Le Front national a recueilli 43 % du vote ouvrier lors des dernières élections régionales.un score jamais vu depuis le Parti communiste dans les années 1970. Une évolution dont on trouve trace dans les années 1980.

Article rédigé par franceinfo, Thomas Snégaroff
Radio France
Publié Mis à jour
Temps de lecture : 3min
Jean-Marie Le Pen, président du Front national, invité de "L'heure de vérité" sur Antenne 2, le 17 octobre 1985. (KEYSTONE PICTURES USA / MAXPPP)

Aux dernières élections régionales, le Front national a recueilli 43 % du vote ouvrier, un score jamais vu depuis le Parti communiste dans les années 1970. Si cette poussée est aujourd'hui une réalité connue de tous, elle est longtemps passée inaperçue dans les médias. Une évolution dont on peut pourtant trouver trace dès les années 1980.
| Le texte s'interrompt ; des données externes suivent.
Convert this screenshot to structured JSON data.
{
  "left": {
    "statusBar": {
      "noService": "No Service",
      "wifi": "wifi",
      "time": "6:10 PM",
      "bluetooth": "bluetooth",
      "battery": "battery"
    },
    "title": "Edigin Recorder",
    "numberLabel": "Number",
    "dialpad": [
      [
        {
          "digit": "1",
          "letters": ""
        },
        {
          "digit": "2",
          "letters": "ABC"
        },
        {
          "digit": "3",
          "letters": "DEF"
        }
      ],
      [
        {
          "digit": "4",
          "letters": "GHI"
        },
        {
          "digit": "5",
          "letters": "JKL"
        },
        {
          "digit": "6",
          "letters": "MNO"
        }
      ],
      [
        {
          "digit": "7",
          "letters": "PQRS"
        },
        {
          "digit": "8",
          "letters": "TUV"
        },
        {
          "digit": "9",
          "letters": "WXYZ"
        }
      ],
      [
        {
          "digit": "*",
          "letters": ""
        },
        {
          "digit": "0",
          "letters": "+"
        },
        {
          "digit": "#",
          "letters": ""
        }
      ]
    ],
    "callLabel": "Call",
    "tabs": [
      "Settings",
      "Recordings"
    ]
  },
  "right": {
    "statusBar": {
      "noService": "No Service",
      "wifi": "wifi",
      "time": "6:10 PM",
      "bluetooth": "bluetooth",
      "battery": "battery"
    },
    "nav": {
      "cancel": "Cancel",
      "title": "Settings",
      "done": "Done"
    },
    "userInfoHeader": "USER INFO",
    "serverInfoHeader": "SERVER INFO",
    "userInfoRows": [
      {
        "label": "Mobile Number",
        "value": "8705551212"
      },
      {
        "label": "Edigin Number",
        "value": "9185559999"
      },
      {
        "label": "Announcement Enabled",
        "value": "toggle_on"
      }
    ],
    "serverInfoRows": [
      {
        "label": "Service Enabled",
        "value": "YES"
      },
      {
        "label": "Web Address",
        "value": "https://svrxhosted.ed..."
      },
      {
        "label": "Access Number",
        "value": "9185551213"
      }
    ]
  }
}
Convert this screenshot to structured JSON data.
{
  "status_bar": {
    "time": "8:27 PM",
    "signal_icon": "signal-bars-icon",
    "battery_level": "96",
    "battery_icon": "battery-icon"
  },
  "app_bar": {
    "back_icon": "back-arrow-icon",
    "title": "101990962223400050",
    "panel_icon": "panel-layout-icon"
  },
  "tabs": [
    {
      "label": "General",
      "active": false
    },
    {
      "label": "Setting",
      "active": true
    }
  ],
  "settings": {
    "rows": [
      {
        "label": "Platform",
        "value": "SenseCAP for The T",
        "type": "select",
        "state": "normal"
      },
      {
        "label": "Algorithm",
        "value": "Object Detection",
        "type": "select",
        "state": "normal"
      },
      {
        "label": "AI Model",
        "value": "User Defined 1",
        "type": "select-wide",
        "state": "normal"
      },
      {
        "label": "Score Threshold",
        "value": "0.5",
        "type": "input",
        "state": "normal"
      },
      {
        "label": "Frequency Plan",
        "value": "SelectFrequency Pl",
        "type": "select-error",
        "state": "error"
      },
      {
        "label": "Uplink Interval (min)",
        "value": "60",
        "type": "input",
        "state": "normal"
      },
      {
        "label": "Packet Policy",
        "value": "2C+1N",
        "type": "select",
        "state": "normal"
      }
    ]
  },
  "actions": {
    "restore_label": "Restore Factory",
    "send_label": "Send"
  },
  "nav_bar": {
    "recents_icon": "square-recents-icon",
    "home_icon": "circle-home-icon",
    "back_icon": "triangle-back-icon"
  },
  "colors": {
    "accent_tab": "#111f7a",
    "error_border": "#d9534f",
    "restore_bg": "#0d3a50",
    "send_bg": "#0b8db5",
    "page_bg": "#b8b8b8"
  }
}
Les temps sont durs pour le Parti communiste en cette année 1984. L’année précédente, le parti de Georges Marchais a connu un échec retentissant lors des municipales de 1983, perdant par exemple la gestion de Reims ou de Nîmes, ou connaissant des revers historiques dans la ceinture longtemps rouge autour de Paris. Mais invité de L’Heure de Vérité, Georges Marchais se montre confiant et optimiste : "La remontée de l'influence de notre parti est une certitude. Sociologiquement parlant, le Parti communiste français n'a plus de raison d'être. Moi je trouve au contraire, savez-vous combien il y a actuellement d'ouvriers, de techniciens et d'employés dont les intérêts sont communs ? 74 % de la population active."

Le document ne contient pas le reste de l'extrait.